Dhaka, BD- 27 May 2024: Qualcomm logo is displayed on smartphone. — Stock Editorial Photography

If Qualcomm Holds $145, Its Next Move Could Be Massive

Dhaka, BD- 27 May 2024: Qualcomm logo is displayed on smartphone. — Stock Editorial Photography

Tech giant Qualcomm Inc. (NASDAQ: QCOM) has once again been testing the patience of even its most loyal investors. Despite consistently beating earnings expectations, operating in one of the market's hottest sectors, and trading against the backdrop of record-high equity indices, the stock still can’t break free.

It’s now down 3% for the year, while the S&P 500 has gained more than 8% and market-leader NVIDIA Corp. (NASDAQ: NVDA) is up a blistering 35%. 

The latest 10% drop to close out July broke the steady uptrend in place since spring, raising questions for long-term holders about the stock’s next move. Yet for those on the sidelines, the recent weakness could be setting up an attractive entry point.

It does not necessarily demand a multi-year holding period but is undoubtedly a short-to-medium term trade worth considering.

Reasons to Remain Optimistic on QCOM

The first thing worth noting is that Qualcomm’s underlying performance remains solid beneath the frustrating price action. Management has moved past concerns about losing business from Apple Inc. (NASDAQ: AAPL), which is shifting more production in-house. The company continues to demonstrate resilience in core markets like mobile and automotive. The semiconductor sector itself is still firing on all cylinders. 

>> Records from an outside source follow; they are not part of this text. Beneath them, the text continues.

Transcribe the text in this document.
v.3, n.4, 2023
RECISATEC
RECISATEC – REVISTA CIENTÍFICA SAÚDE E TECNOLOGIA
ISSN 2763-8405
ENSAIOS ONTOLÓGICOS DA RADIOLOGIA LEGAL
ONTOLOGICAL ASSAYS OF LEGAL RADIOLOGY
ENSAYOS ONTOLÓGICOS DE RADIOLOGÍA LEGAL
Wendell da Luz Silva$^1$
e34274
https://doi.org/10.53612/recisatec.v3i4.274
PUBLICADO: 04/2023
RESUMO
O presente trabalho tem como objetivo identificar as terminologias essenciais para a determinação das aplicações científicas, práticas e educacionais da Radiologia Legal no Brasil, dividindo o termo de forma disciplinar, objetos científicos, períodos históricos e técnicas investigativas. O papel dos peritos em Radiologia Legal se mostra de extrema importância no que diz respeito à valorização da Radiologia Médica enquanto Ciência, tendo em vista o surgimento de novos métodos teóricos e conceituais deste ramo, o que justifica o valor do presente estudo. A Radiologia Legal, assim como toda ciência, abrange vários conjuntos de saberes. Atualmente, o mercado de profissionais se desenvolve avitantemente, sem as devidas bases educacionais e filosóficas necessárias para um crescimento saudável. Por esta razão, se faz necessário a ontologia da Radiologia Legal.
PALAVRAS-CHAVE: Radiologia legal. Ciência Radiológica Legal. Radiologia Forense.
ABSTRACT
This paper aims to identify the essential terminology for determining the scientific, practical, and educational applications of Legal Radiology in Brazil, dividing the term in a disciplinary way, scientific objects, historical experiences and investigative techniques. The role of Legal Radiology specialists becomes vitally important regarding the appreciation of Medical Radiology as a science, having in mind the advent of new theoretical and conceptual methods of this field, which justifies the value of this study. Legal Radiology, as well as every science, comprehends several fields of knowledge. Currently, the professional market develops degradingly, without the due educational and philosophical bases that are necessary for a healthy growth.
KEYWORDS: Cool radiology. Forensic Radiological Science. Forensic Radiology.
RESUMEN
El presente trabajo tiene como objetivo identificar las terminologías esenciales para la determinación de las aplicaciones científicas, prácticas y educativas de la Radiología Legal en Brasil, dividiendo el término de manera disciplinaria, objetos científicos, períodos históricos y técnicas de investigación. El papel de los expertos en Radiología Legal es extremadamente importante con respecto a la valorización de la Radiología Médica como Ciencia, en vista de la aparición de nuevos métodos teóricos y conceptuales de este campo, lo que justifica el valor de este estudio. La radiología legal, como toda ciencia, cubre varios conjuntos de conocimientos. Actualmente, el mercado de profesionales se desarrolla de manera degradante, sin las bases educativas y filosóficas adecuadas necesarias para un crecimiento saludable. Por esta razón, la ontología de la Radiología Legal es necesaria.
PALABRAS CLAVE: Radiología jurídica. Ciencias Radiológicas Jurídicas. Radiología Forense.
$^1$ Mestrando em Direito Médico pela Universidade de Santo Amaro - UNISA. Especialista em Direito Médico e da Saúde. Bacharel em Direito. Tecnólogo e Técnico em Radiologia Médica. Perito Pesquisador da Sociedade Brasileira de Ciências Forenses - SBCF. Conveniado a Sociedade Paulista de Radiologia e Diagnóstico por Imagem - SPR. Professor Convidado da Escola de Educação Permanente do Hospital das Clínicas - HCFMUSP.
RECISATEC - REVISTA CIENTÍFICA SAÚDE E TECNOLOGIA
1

Consider the iShares Semiconductor ETF (NASDAQ: SOXX), in which Qualcomm is the fifth-largest holding. It’s up more than 50% since April, underscoring Wall Street’s belief in the growth potential of semiconductors. Against that backdrop, Qualcomm’s underperformance looks more and more like an anomaly than a warning sign.

Appealing Valuation and Analyst Support

Then there’s the valuation. With a price-to-earnings (P/E) ratio of just 14, Qualcomm trades at a steep discount to both the broader market and sector peers, many of whom have P/E ratios in the triple digits. In an increasingly frothy market, this offers a rare opportunity to buy a proven business at a bargain multiple.

A wall of recent analyst support strengthens the bullish case. Piper Sandler, Mizuho, Rosenblatt, and JPMorgan have all reiterated Buy or equivalent ratings within the past two weeks, with price targets running as high as $225.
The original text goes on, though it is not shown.